Are the thicker shoes faster?

The recent disqualification of the Derara Hurisa from the Vienna marathon was the first high-profile disqualification of an athlete for a violation of the new footwear rules from World Athletics on the roads.

Hurisa’s shoe, the Adidas Adizero Prime X, had all the ingredients of a super shoe, including better foam with rigid pieces embedded. But it had one distinctive quality: It was thicker than the current regulations allow.

This revisits the classic question around the rules: Are thicker shoes faster?

The answer is nuanced, but it boils down to this: Faster shoes are thick, but thicker shoes aren’t necessarily faster.

The shoes of today that are helping athletes run faster do so from the interaction between more perfect foam (lighter, softer, and more resilient polymers) and rigid architectural pieces (curved and embedded stiff plates and rods). In 2020, World Athletics put regulations in place to manage the potential performance advantages by limiting the thickness of the shoes and the extent of those architectural features. For a detailed look at the rationale for the sole thickness regulation strategy,  Adding more of the foam to the bottom of runners’ feet is likely to be beneficial for two reasons.

First, its greater compliance (softer cushioning) and its higher resiliency (greater energy return) help the runner to run more efficiently by wasting less energy step-to-step and recycling more energy underfoot. If the foam is functioning like a spring, a longer and longer softer, more perfect spring can store more and more energy and give more and more of it back.

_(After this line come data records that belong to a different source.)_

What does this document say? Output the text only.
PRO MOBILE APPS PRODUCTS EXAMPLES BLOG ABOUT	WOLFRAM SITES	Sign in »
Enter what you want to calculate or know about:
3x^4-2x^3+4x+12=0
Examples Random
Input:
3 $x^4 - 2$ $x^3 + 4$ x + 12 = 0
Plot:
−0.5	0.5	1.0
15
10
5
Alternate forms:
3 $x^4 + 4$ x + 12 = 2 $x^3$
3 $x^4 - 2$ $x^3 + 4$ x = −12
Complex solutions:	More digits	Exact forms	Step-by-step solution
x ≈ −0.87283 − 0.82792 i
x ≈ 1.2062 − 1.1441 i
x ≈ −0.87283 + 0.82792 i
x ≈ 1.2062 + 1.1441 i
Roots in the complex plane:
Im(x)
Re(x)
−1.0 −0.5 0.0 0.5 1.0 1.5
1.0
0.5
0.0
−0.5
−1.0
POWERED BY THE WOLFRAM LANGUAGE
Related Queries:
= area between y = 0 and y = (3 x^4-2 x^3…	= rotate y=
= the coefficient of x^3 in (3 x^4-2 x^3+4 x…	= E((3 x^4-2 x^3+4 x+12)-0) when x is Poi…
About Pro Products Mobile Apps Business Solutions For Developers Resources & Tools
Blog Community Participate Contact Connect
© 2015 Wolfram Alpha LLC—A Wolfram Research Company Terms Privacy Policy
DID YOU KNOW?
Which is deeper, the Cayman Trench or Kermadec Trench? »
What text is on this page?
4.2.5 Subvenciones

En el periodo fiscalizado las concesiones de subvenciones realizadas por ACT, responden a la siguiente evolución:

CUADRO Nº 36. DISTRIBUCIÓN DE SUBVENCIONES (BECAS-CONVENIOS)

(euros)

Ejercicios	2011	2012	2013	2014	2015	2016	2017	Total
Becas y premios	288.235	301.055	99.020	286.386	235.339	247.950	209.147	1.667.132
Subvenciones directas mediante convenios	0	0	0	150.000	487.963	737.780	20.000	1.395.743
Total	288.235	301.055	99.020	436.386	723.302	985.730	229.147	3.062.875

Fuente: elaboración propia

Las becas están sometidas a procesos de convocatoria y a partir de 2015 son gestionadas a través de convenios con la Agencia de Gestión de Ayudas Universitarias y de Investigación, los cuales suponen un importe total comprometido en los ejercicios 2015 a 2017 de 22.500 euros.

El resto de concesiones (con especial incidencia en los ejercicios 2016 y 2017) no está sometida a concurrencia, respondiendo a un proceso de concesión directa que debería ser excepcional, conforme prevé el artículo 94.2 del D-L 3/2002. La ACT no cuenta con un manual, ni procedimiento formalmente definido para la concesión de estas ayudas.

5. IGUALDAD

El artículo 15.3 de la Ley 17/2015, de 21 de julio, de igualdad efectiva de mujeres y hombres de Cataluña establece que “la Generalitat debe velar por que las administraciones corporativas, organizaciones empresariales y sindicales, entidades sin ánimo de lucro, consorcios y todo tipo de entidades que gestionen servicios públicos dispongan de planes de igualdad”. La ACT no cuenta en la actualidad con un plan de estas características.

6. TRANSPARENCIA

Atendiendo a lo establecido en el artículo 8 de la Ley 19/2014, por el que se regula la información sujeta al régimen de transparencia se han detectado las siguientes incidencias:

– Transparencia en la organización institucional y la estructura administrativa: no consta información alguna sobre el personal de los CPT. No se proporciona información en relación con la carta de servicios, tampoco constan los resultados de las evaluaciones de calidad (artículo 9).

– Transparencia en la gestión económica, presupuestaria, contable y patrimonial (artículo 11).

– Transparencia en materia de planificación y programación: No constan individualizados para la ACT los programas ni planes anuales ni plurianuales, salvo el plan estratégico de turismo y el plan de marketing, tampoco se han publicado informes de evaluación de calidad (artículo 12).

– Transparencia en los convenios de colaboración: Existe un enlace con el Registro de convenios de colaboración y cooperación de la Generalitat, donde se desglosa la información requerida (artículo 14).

Second, the foam provides a three-dimensional matrix within which to put the aforementioned rigid pieces. The specific mechanisms of how and the extent to which the rigid pieces (e.g., curved carbon fiber plates or rods) are beneficial are still being elucidated, but it’s likely helping the body both use the benefits of that foam—the foam on its own it may be too soft or unstable—and and by subtly manipulating the runner’s mechanics to more efficiently move through foot strike. These benefits are great, in theory, as they allow us to augment the runner’s legs with elements that ostensibly function better than the human body’s own elastic structures without fatiguing.